Йесо в этот момент сама себе гуся напоминает, который отчаянно пытается найти выход из загона, но получается только выдыхать из глотки шумное гагаканье пополам с раздражённым шипением. Пока лопатки проминаются под гамма-излучением опасности, что бдит сбоку в соседнем кресле и наверняка ржет, от идиотизма происходящего — храбрости повернуться и посмотреть у неё нет.
Похуй, лишь бы не передумал.
На обсуждение это, конечно, мало было похоже, скорее на беспрекословное выкатывание условий: Йесо живет одна, дважды в неделю каждый из них ходит на терапию к Намджуну, один раз на совместную, без острой необходимости (родители Чимина, рабочие ужины etc) видеться им запрещено, созваниваться тем более, переписываться — особенно (трахаться — даже и пытаться не следует). И после того, как за вместилищем всего светлого и доброго с клеймом «навсегда вместе» замыкается дверь, ведомая не злой волей, а безумной чиминовской рукой; после того, как принято решение об очередной несвободной свободе Йесо — сердце пропускает удар.
Вопрос — чьё именно?
***
В конце следующего дня Йесо пропускает вперед Юнги, вооруженного до зубов чемоданами с её вещами и котом. Стремится, как можно быстрее выдавить незащищенное тельце из азотной кислоты враждебного пространства: щерится полупустой шкаф в коридоре, недобро хмурит свое рыло кухня, Чимин безучастно смотрит на дно красной чашки.

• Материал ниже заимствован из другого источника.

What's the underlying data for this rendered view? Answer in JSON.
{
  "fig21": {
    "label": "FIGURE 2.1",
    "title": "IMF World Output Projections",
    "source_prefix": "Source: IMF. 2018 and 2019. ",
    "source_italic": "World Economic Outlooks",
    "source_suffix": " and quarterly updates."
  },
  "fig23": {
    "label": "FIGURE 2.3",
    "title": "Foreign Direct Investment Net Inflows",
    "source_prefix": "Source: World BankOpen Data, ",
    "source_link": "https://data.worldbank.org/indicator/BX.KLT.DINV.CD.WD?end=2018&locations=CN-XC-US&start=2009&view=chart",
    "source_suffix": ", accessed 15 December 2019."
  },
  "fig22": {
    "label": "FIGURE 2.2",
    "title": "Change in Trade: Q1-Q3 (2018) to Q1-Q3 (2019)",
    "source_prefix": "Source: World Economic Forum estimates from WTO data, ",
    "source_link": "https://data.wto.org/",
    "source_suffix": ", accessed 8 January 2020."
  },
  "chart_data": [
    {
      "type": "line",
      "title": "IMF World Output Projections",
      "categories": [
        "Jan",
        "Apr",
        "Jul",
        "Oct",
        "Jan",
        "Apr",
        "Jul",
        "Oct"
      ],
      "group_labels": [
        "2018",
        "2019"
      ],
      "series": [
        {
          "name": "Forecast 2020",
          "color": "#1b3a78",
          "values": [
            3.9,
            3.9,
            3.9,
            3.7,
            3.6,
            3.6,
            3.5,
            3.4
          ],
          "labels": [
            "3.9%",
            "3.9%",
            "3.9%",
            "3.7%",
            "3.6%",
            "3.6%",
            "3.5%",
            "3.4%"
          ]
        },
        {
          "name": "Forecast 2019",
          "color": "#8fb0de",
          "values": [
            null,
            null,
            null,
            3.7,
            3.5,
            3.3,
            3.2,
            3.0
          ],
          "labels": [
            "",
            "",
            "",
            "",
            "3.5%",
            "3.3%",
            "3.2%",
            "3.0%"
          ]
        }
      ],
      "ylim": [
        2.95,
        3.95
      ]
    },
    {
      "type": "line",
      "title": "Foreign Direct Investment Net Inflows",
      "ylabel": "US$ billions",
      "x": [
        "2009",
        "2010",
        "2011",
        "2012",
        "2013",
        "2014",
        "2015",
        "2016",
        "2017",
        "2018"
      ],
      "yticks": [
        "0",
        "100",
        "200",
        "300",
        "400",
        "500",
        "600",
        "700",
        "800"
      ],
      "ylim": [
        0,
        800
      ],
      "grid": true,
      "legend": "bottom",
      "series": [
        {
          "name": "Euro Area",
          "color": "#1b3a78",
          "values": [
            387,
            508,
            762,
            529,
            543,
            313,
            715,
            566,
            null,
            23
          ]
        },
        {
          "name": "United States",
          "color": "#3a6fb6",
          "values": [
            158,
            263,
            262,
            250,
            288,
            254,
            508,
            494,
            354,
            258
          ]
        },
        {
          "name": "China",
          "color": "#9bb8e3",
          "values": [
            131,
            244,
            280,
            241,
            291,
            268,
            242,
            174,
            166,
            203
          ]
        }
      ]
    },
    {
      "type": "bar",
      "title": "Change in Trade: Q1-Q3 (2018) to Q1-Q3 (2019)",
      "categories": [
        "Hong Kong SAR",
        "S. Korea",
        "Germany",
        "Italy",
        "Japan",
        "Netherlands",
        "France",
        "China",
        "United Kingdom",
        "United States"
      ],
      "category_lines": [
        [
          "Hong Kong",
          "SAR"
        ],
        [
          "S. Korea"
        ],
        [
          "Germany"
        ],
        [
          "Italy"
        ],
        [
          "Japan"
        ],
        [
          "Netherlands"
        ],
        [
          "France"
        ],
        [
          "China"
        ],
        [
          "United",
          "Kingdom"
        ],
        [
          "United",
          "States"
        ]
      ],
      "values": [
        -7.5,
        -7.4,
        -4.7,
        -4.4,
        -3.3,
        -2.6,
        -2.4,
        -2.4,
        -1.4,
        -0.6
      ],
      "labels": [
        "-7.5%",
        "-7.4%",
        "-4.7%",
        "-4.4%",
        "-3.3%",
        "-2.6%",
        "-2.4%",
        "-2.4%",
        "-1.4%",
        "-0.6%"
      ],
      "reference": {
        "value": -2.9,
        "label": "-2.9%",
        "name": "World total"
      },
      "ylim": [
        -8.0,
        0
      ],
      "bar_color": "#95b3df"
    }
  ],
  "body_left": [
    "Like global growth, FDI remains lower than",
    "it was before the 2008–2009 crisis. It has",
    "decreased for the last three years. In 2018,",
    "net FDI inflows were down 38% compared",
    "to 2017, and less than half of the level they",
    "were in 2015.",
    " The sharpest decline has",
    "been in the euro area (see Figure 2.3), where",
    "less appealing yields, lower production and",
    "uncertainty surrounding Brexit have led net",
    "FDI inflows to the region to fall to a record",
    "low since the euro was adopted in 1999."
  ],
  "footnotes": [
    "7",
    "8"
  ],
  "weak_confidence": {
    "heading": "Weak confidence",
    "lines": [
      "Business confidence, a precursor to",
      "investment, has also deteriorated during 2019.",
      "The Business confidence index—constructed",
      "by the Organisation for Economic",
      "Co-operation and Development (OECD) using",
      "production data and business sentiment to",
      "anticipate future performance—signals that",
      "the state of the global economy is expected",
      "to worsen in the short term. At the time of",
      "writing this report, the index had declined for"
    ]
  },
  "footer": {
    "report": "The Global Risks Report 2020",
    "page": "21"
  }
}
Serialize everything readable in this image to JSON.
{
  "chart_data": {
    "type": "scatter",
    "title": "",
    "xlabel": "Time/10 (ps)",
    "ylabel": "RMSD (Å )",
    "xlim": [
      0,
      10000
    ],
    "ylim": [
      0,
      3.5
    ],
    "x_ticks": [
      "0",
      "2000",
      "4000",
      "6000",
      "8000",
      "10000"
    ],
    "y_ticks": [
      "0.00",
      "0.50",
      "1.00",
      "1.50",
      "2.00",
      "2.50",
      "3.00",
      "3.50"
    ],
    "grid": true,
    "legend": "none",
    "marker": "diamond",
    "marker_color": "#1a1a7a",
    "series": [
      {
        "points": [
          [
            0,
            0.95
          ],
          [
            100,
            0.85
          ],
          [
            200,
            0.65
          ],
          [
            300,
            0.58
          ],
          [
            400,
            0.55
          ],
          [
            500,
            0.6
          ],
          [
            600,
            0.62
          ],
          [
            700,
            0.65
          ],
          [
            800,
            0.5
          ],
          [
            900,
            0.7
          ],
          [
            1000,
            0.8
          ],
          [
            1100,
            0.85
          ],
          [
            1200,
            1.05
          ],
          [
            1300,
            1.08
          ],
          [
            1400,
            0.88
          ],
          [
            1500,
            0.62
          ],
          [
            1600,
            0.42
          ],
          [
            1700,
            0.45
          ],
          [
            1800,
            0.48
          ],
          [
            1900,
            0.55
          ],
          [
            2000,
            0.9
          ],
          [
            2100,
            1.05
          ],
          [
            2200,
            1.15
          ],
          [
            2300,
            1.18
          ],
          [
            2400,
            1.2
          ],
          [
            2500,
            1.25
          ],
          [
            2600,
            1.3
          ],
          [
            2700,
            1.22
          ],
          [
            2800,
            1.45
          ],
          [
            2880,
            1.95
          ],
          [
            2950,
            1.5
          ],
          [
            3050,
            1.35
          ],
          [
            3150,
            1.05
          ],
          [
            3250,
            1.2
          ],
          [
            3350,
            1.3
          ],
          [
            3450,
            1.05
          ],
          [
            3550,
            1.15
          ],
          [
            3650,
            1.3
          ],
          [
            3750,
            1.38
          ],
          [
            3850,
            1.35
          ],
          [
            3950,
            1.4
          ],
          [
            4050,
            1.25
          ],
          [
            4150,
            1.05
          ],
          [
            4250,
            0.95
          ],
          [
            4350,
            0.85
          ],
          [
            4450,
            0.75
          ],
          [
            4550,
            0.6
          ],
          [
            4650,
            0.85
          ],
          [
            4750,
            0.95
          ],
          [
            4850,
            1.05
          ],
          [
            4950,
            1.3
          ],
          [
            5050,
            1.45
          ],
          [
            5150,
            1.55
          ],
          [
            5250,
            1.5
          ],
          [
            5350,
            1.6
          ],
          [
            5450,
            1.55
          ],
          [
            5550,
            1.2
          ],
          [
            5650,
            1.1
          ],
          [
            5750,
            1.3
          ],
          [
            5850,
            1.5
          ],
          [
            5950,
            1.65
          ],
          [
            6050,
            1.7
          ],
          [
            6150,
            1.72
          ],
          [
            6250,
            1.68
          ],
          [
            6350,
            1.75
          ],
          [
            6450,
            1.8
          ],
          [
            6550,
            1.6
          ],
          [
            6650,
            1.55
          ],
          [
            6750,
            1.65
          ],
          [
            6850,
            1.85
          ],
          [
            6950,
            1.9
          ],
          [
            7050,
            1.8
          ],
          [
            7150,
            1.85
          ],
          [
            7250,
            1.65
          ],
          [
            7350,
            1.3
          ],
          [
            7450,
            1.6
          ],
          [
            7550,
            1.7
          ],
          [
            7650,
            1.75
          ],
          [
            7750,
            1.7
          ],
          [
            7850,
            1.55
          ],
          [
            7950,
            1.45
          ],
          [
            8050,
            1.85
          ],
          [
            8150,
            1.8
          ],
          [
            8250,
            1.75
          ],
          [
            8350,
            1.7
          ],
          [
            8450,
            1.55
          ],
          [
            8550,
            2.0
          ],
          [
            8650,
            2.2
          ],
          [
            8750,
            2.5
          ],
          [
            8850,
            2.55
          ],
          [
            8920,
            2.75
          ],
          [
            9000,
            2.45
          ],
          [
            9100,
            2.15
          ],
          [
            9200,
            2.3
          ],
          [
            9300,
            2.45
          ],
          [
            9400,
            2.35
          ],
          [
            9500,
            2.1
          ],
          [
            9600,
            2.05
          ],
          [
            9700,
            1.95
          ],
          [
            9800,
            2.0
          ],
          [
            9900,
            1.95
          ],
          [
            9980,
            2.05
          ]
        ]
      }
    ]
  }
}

Какое-то время она просто стоит, обхватив ручку пальцами, и ждет, ждет, ждет. Выжидает, когда пальцы перестанут неметь, терпит собственную заполошность паникёрши, глотает всю горечь, обиду, ненависть и тошнотворное слово «любовь» тоже. Потому что память молниеносно атакует с фланга вспышкой — вон под тем журнальным столиком её крыло приходом, а вот там они беспощадно вминали друг друга в горизонталь плотоядного траха, а те чашки Йесо вообще однажды спрятала прямо под его кроватью.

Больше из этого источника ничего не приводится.